As to goodness as being, not yet understanding is not proof against. It will require further study.
No, it means you’ll have to make a argument more clearly if we want this conversation to progress.
And saying God is the source of good is different than saying God is morally good. Not sure I’m discounting the latter, but it’s flawed if you take what it is to be a good human and say that’s what it takes to be a good God.
If God is good and the source of good, then you’ll run into the Euthyphro dilemma.
 
I disagree about that definition of morality. Morality is about evaluating all decisions, intentions and actions. I don’t agree morality is limited to human beings. More importantly: if God can’t be held to a moral standard, then we can’t say whether God is good or evil. That means the end of this discussion.
There’s one small problem with your definition of morality:
It has no objective standard and so there can be no evaluation. Right?
If you evaluate something, your evaluation is in reference to something else which is true and durable.
If you believe in nothing objectively true and durable, you have no evaluation, you simply have whim, passion, opinion, arbitrariness. And so if this is the case, why would you even object to the abuse of persons if one person desires that abuse?
You have no moral case because you have no reference.

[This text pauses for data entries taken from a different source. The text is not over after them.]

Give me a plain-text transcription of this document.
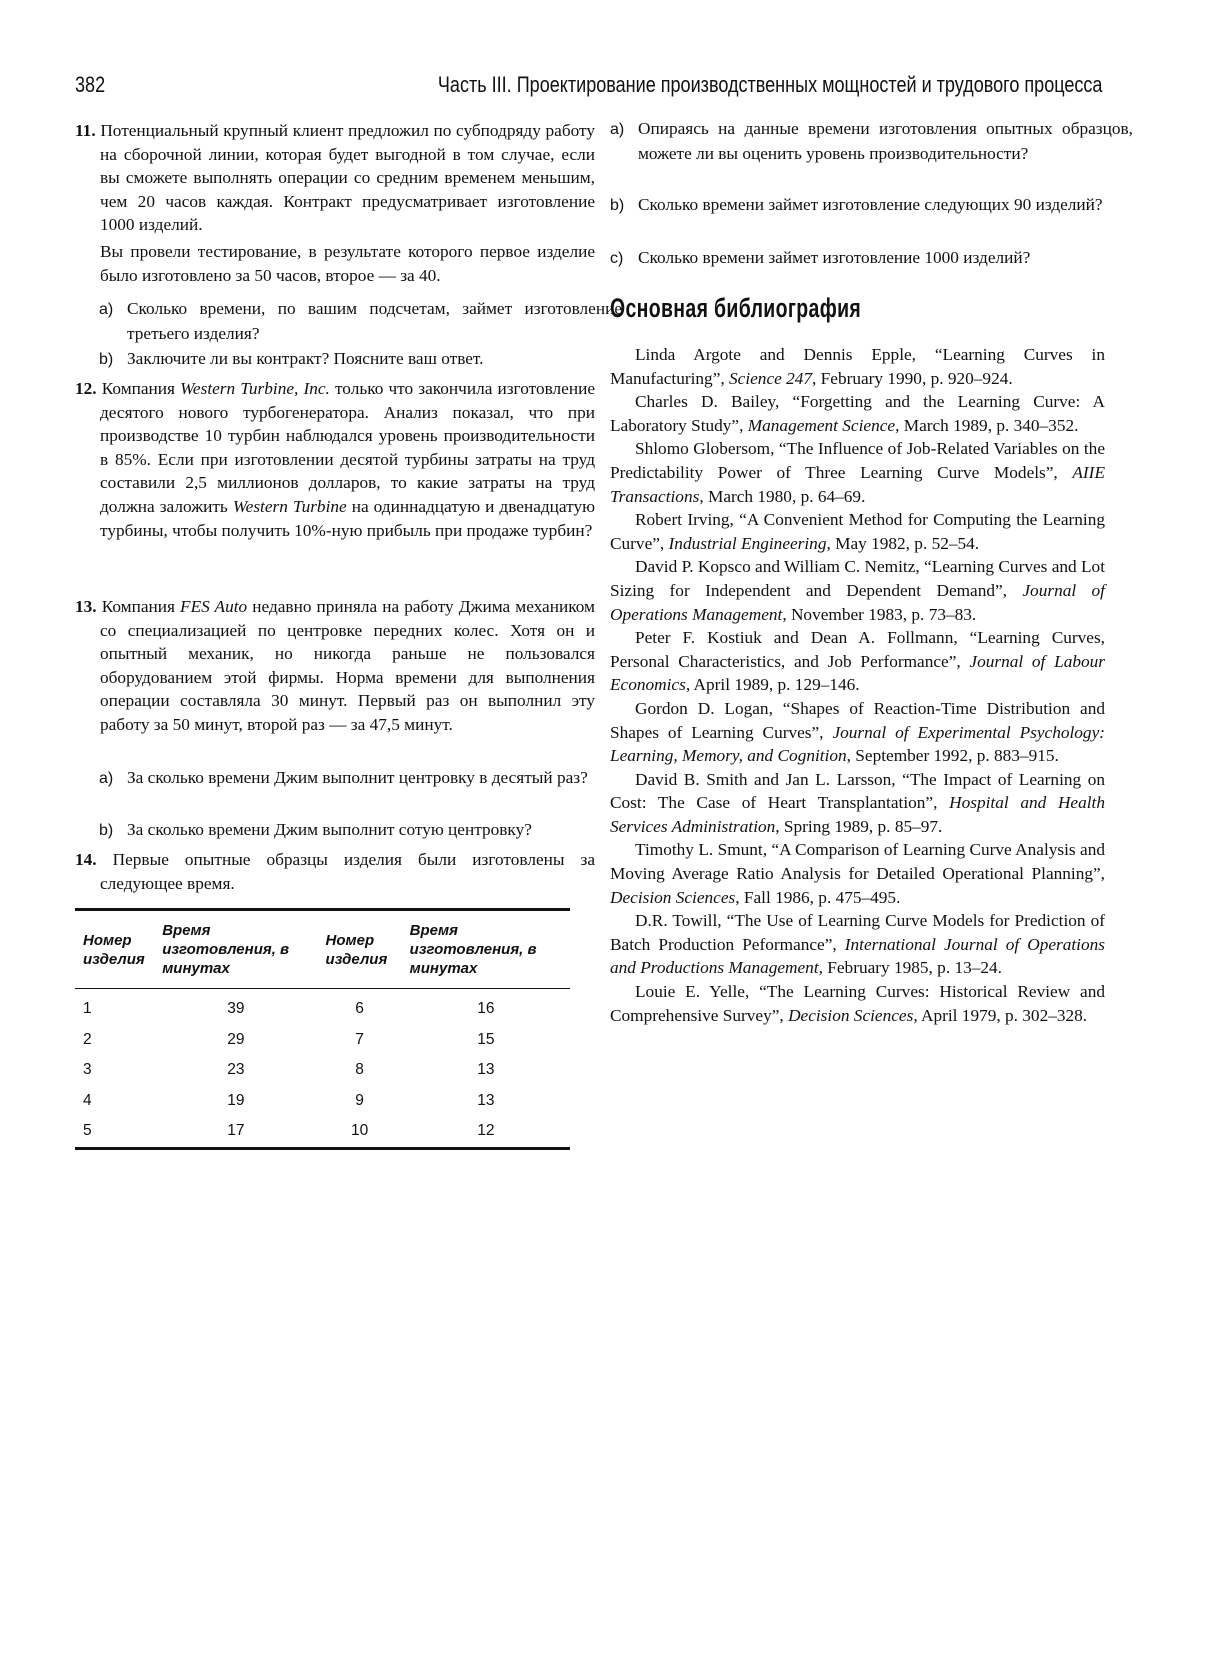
382	Часть III. Проектирование производственных мощностей и трудового процесса
11. Потенциальный крупный клиент предложил по субподряду работу на сборочной линии, которая будет выгодной в том случае, если вы сможете выполнять операции со средним временем меньшим, чем 20 часов каждая. Контракт предусматривает изготовление 1000 изделий.
Вы провели тестирование, в результате которого первое изделие было изготовлено за 50 часов, второе — за 40.
a) Сколько времени, по вашим подсчетам, займет изготовление третьего изделия?
b) Заключите ли вы контракт? Поясните ваш ответ.
12. Компания Western Turbine, Inc. только что закончила изготовление десятого нового турбогенератора. Анализ показал, что при производстве 10 турбин наблюдался уровень производительности в 85%. Если при изготовлении десятой турбины затраты на труд составили 2,5 миллионов долларов, то какие затраты на труд должна заложить Western Turbine на одиннадцатую и двенадцатую турбины, чтобы получить 10%-ную прибыль при продаже турбин?
13. Компания FES Auto недавно приняла на работу Джима механиком со специализацией по центровке передних колес. Хотя он и опытный механик, но никогда раньше не пользовался оборудованием этой фирмы. Норма времени для выполнения операции составляла 30 минут. Первый раз он выполнил эту работу за 50 минут, второй раз — за 47,5 минут.
a) За сколько времени Джим выполнит центровку в десятый раз?
b) За сколько времени Джим выполнит сотую центровку?
14. Первые опытные образцы изделия были изготовлены за следующее время.
Номер изделия	Время изготовления, в минутах	Номер изделия	Время изготовления, в минутах
1	39	6	16
2	29	7	15
3	23	8	13
4	19	9	13
5	17	10	12
a) Опираясь на данные времени изготовления опытных образцов, можете ли вы оценить уровень производительности?
b) Сколько времени займет изготовление следующих 90 изделий?
c) Сколько времени займет изготовление 1000 изделий?
Основная библиография

Linda Argote and Dennis Epple, “Learning Curves in Manufacturing”, Science 247, February 1990, p. 920–924.

Charles D. Bailey, “Forgetting and the Learning Curve: A Laboratory Study”, Management Science, March 1989, p. 340–352.

Shlomo Globersom, “The Influence of Job-Related Variables on the Predictability Power of Three Learning Curve Models”, AIIE Transactions, March 1980, p. 64–69.

Robert Irving, “A Convenient Method for Computing the Learning Curve”, Industrial Engineering, May 1982, p. 52–54.

David P. Kopsco and William C. Nemitz, “Learning Curves and Lot Sizing for Independent and Dependent Demand”, Journal of Operations Management, November 1983, p. 73–83.

Peter F. Kostiuk and Dean A. Follmann, “Learning Curves, Personal Characteristics, and Job Performance”, Journal of Labour Economics, April 1989, p. 129–146.

Gordon D. Logan, “Shapes of Reaction-Time Distribution and Shapes of Learning Curves”, Journal of Experimental Psychology: Learning, Memory, and Cognition, September 1992, p. 883–915.

David B. Smith and Jan L. Larsson, “The Impact of Learning on Cost: The Case of Heart Transplantation”, Hospital and Health Services Administration, Spring 1989, p. 85–97.

Timothy L. Smunt, “A Comparison of Learning Curve Analysis and Moving Average Ratio Analysis for Detailed Operational Planning”, Decision Sciences, Fall 1986, p. 475–495.

D.R. Towill, “The Use of Learning Curve Models for Prediction of Batch Production Peformance”, International Journal of Operations and Productions Management, February 1985, p. 13–24.

Louie E. Yelle, “The Learning Curves: Historical Review and Comprehensive Survey”, Decision Sciences, April 1979, p. 302–328.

And you say “I don’t agree morality is limited to human beings”.
Then you believe in God. 🤷
That contradicts your a-theism. This is seriously puzzling.

Your position assumes you are the moral standard, since there is nothing else to refer it to.
By saying God is held to a standard, you make yourself the holder of that standard (makes you God), which seems to contradict your a-theism.
 
I never said God didn’t intervene. I said he has no moral obligation to. I’d say God is a much higher standard than us, but that doesn’t mean acting as a human and then more. And I fail to see how the Euthyphro dilemma comes into play. Please enlighten me.

I may extrapolate on being as good later, but you’re right, discussion is pointless on that front until we’re on the same page, meaning all your objections fall flat as they are about a being I don’t believe to exist. If you are going to continue to object, it may mean simple internet discussion isn’t enough and you’ll have to do further research on your own.